V4 vs V4.1, Nomi vs Ralph vs Cyrus

I was asked a question in our discord about why the benchmark model trained on Nomi has much higher TC than the model trained on Cyrus. And if this is true, then why do we think Cyrus is the better target?

I think this is an important question and I don’t want the answer to be lost in a discord thread.

To explain what could be going on here I gathered a few summary metrics on 6 different models.

The models are each combination of datasets v4/v4.1 and targets Nomi/Ralph/Cyrus.

I then show the CORR20V2 (the Numerai Corr with Cyrus) for each of these models over the last 1 year, as well as over the last 9 years.

What’s interesting is that over the last year, indeed models trained on Cyrus don’t look better than models trained on Nomi or Ralph, even though Cyrus is the target all of the models are being scored against.
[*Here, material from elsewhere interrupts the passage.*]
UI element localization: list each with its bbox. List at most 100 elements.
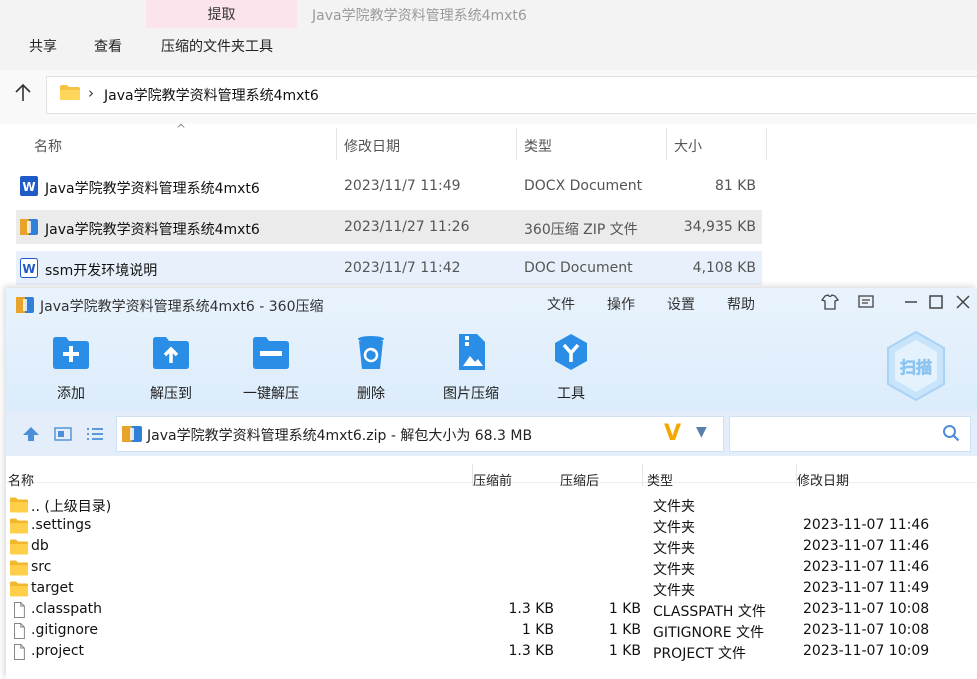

This could explain how the current TC reputation could be lower for the v4.1 Cyrus model than the v4 Nomi model.

However if you look over the last 9 years, we see that the v4.1 model trained on Cyrus is the best in Sharpe and Corr, and is 2nd in Maximum Drawdown. This much longer period of great performance is why we believe Cyrus is a better target in general, and why we think models trained on it will have higher TC in the long run.

We really don’t know though, and that’s why we have 36 different targets. It’s almost certainly better to build multiple models on multiple targets and ensemble them in some way, building a model that is robust and will do well in any case.


How do Nomi, Ralph, and Cyrus differ in terms of construction? Is there a risk that Cyrus has been ‘overly tweaked’ to work well on historical data, but may not generalize as well on future data compared to Nomi and Ralph?


which feature set was used to generate these results with >1.5 sharpe?

my best ensemble on medium features is only 1.25.

apologies if answered on discord having trouble accessing.